Nick Miele and Ben Constantini spent 20 days behind bars after a brawl broke out shortly after Miele's wedding ceremony. The 34-year-old groom was at the Bahia Principe Esmeralda resort in Punta Cana last month with his wife Stacey Vernon when a fight broke out at the resort.

According to eye witnesses, the fight started with two other Canadian men in line at the resort's snack bar.

“They fell down on a group of women, and one of [the women] got hit in the face,” Justin Worby told CBC News. According to Worby, one of the women the men fell on was Vernon. Miele and Constantini, Vermon's cousin, jumped in and started fighting one of the men, while the second man fled.

Other witnesses said a third man, not known to anyone, joined the fray, pummelling the man Constantini and Miele were fighting with but then took off before local law enforcement arrived on scene.

“From behind me, from out of nowhere, this guy is screaming in what sounded like Russian,” she said. “He just flew in and drop-kicked this other guy. It was unbelievable.
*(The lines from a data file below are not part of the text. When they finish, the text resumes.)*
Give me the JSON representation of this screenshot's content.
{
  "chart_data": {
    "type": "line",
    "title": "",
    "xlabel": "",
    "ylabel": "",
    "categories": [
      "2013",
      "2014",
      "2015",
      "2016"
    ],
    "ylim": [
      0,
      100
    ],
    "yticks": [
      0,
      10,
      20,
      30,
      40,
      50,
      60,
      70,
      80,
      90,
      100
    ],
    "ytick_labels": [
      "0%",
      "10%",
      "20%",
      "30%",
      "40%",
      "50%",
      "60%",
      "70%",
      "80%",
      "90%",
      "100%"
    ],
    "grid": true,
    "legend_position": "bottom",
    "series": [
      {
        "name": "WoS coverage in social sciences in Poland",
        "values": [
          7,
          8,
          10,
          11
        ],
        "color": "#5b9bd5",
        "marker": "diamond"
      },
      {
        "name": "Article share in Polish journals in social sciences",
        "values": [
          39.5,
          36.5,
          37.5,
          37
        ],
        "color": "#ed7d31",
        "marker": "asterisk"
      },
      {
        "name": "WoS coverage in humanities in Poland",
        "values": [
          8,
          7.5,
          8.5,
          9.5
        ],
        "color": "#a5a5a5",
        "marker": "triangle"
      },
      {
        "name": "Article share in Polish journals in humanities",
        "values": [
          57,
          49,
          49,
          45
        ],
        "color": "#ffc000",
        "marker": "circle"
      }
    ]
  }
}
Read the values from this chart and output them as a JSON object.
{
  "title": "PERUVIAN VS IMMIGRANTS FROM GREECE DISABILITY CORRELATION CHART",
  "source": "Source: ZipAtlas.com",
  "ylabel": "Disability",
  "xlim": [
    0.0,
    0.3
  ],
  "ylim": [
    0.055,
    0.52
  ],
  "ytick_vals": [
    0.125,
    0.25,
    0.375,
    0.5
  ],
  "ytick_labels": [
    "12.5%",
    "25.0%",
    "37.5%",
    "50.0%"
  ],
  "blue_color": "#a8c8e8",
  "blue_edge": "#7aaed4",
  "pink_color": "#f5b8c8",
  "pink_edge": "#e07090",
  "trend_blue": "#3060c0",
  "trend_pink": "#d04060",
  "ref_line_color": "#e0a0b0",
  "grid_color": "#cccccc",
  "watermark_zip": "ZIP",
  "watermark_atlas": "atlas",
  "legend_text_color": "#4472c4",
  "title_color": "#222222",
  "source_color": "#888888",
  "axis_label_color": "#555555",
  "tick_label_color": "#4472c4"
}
I thought he was dead.”

When security arrived at the scene, both Vermon and Miele were taken to police officers who didn’t speak English, Vermon told Global News.

Both men were charged with physical aggression and initially faced up to two years in prison and a $100,000 charge for the damage the victim requested in court.

However, the prosecution and the lawyer representing Miele and Constantini reached an agreement on Monday to drop the charge of physical aggression, allowing the two to return home to Canada, the Brampton Guardian reports.

Diane Ablonczy, Canada's minister of state of foreign affairs (Americas and consular affairs), said in a statement she was happy how the incident was resolved.

"We are pleased that the two Canadian parties involved in an altercation in the Dominican Republic have found common ground in order to resolve their situation," she said. "Canada has called for fairness and due process for both parties, and Dominican officials have assured us that all involved will continue to be treated justly and according to local laws while on Dominican Republic soil.

"It was such a relief," Vernon told The Hamilton Spectator. "We bawled. We cried. We laughed. It's unbelievable."